On Jun 28, 2020, at 2:24 PM, Noel Chiappa via cctalk
<cctalk at classiccmp.org> wrote:
From: Peter Dick
As I expect you know, RSTS was 'born' on
11th June 1970 as shown when
you print DATE$(1%) ...
This means RSTS/E, the Greatest Operating System ever, has just turned
50 years old.
Err, I expect that that was RSTS-11 in June, 1970, not RSTS-E. Since RSTS-11
(which I learned to program on; happy memories :-) was a BASIC-PLUS only
system, and ran on a PDP-11/20, I suspect it was a fairly different operating
system (although no doubt it's BASIC-PLUS interpreter was ported to RSTS-E).

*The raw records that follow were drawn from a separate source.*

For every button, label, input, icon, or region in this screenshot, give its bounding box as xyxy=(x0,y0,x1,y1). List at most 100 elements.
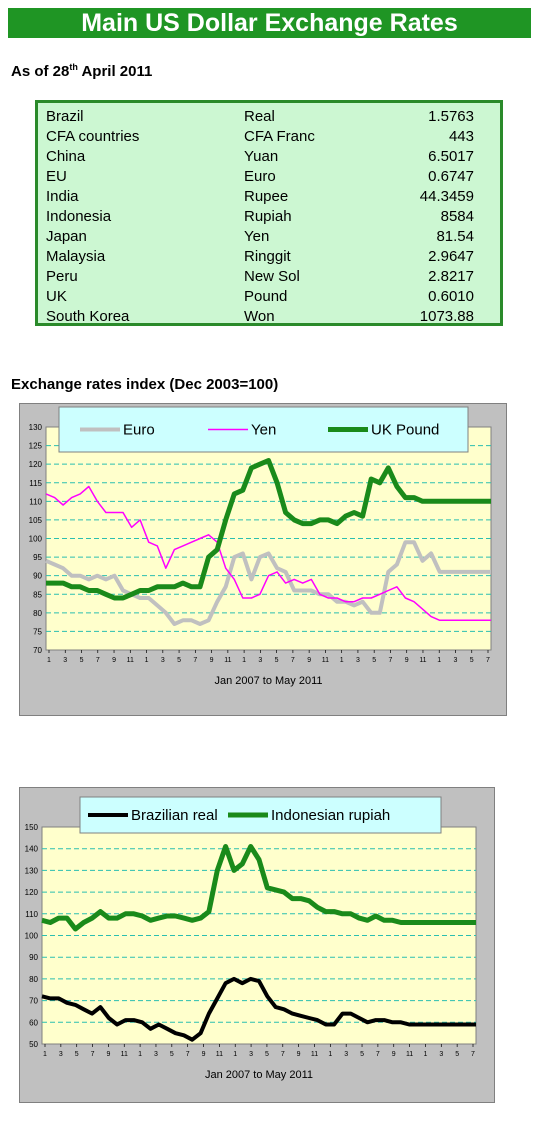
rate-row: EU Euro 0.6747 xyxy=(42,167,496,187)
page-title: Main US Dollar Exchange Rates xyxy=(81,9,458,37)
y-tick-label: 60 xyxy=(29,1018,38,1027)
x-tick-label: 5 xyxy=(170,1051,174,1058)
x-tick-label: 11 xyxy=(127,657,134,664)
x-tick-label: 5 xyxy=(80,657,84,664)
y-tick-label: 150 xyxy=(25,823,39,832)
rate-country: Indonesia xyxy=(46,208,112,225)
rate-currency: Rupee xyxy=(244,188,289,205)
rate-country: Peru xyxy=(46,268,78,285)
x-tick-label: 11 xyxy=(311,1051,318,1058)
rate-row: UK Pound 0.6010 xyxy=(42,287,496,307)
x-tick-label: 7 xyxy=(291,657,295,664)
x-tick-label: 7 xyxy=(193,657,197,664)
x-tick-label: 5 xyxy=(275,657,279,664)
rate-value: 6.5017 xyxy=(428,148,474,165)
rate-country: CFA countries xyxy=(46,128,140,145)
x-tick-label: 3 xyxy=(356,657,360,664)
rate-country: UK xyxy=(46,288,67,305)
x-tick-label: 1 xyxy=(47,657,51,664)
x-tick-label: 5 xyxy=(265,1051,269,1058)
section-title: Exchange rates index (Dec 2003=100) xyxy=(11,376,279,393)
y-tick-label: 80 xyxy=(29,975,38,984)
x-tick-label: 9 xyxy=(297,1051,301,1058)
y-tick-label: 80 xyxy=(33,609,42,618)
y-tick-label: 90 xyxy=(33,572,42,581)
exchange-index-chart: 70 75 80 85 90 95 100 105 110 115 120 125 130 1 3 5 7 9 11… xyxy=(19,403,507,716)
y-tick-label: 90 xyxy=(29,953,38,962)
as-of-suffix: April 2011 xyxy=(77,63,153,80)
series-line-indonesian-rupiah xyxy=(41,844,476,932)
page-banner: Main US Dollar Exchange Rates xyxy=(8,8,531,38)
y-tick-label: 50 xyxy=(29,1040,38,1049)
x-tick-label: 1 xyxy=(43,1051,47,1058)
rate-row: South Korea Won 1073.88 xyxy=(42,307,496,327)
rate-row: China Yuan 6.5017 xyxy=(42,147,496,167)
legend-label: Euro xyxy=(123,422,155,439)
x-tick-label: 3 xyxy=(454,657,458,664)
y-tick-label: 75 xyxy=(33,627,42,636)
rate-value: 443 xyxy=(448,128,474,145)
x-tick-label: 7 xyxy=(471,1051,475,1058)
x-tick-label: 11 xyxy=(216,1051,223,1058)
rate-row: Malaysia Ringgit 2.9647 xyxy=(42,247,496,267)
y-tick-label: 100 xyxy=(29,535,43,544)
rate-value: 44.3459 xyxy=(419,188,474,205)
rate-country: India xyxy=(46,188,79,205)
x-tick-label: 5 xyxy=(470,657,474,664)
as-of-date: As of 28th April 2011 xyxy=(11,62,152,80)
x-tick-label: 11 xyxy=(224,657,231,664)
legend-label: UK Pound xyxy=(371,422,439,439)
series-line-euro xyxy=(45,540,491,626)
rate-currency: Euro xyxy=(244,168,276,185)
rate-country: China xyxy=(46,148,86,165)
x-tick-label: 3 xyxy=(439,1051,443,1058)
x-tick-label: 5 xyxy=(360,1051,364,1058)
x-tick-label: 7 xyxy=(91,1051,95,1058)
x-tick-label: 1 xyxy=(328,1051,332,1058)
x-tick-label: 1 xyxy=(138,1051,142,1058)
rate-currency: Pound xyxy=(244,288,288,305)
x-tick-label: 1 xyxy=(340,657,344,664)
rate-row: Indonesia Rupiah 8584 xyxy=(42,207,496,227)
y-tick-label: 70 xyxy=(29,997,38,1006)
y-tick-label: 95 xyxy=(33,553,42,562)
y-tick-label: 130 xyxy=(29,423,43,432)
x-tick-label: 3 xyxy=(258,657,262,664)
rate-row: CFA countries CFA Franc 443 xyxy=(42,127,496,147)
y-tick-label: 130 xyxy=(25,866,39,875)
x-tick-label: 7 xyxy=(376,1051,380,1058)
rate-country: Japan xyxy=(46,228,87,245)
rate-currency: Real xyxy=(244,108,275,125)
x-tick-label: 3 xyxy=(344,1051,348,1058)
exchange-rate-table: Brazil Real 1.5763 CFA countries CFA Franc 44… xyxy=(35,100,503,326)
x-tick-label: 7 xyxy=(486,657,490,664)
rate-country: Brazil xyxy=(46,108,84,125)
x-tick-label: 7 xyxy=(186,1051,190,1058)
rate-currency: Rupiah xyxy=(244,208,292,225)
series-line-yen xyxy=(45,485,491,622)
legend-label: Indonesian rupiah xyxy=(271,807,390,824)
rate-currency: Yuan xyxy=(244,148,279,165)
x-tick-label: 7 xyxy=(281,1051,285,1058)
x-tick-label: 1 xyxy=(437,657,441,664)
y-tick-label: 120 xyxy=(29,460,43,469)
x-tick-label: 11 xyxy=(322,657,329,664)
rate-value: 2.9647 xyxy=(428,248,474,265)
rate-value: 81.54 xyxy=(436,228,474,245)
x-tick-label: 1 xyxy=(145,657,149,664)
series-line-brazilian-real xyxy=(41,976,476,1042)
rate-value: 1.5763 xyxy=(428,108,474,125)
x-tick-label: 11 xyxy=(419,657,426,664)
x-axis-label: Jan 2007 to May 2011 xyxy=(205,1069,313,1081)
rate-country: Malaysia xyxy=(46,248,106,265)
rate-currency: CFA Franc xyxy=(244,128,315,145)
rate-row: Peru New Sol 2.8217 xyxy=(42,267,496,287)
x-tick-label: 9 xyxy=(307,657,311,664)
rate-currency: Won xyxy=(244,308,275,325)
rate-value: 1073.88 xyxy=(419,308,474,325)
real-rupiah-chart: 50 60 70 80 90 100 110 120 130 140 150 1 3 5 7 9 11 1 3 5 7 9… xyxy=(19,787,495,1103)
y-tick-label: 110 xyxy=(29,497,42,506)
x-tick-label: 5 xyxy=(75,1051,79,1058)
legend-label: Yen xyxy=(251,422,276,439)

I think RSTS/E needed the -11/45, introduced around June 1972; sources
give 1973 for RSTS/E.
Noel
RSTS/E of course has a bunch of new stuff in it to deal with mapping, but the bulk of the
code carries over from RSTS-11. For example, the file system code is basically the same,
as is a large fraction of driver code as well as core kernel services.
RSTS/E did lose some oddball things, such as the fact that RSTS-11 did BASIC-PLUS string
garbage collection through a file processor overlay.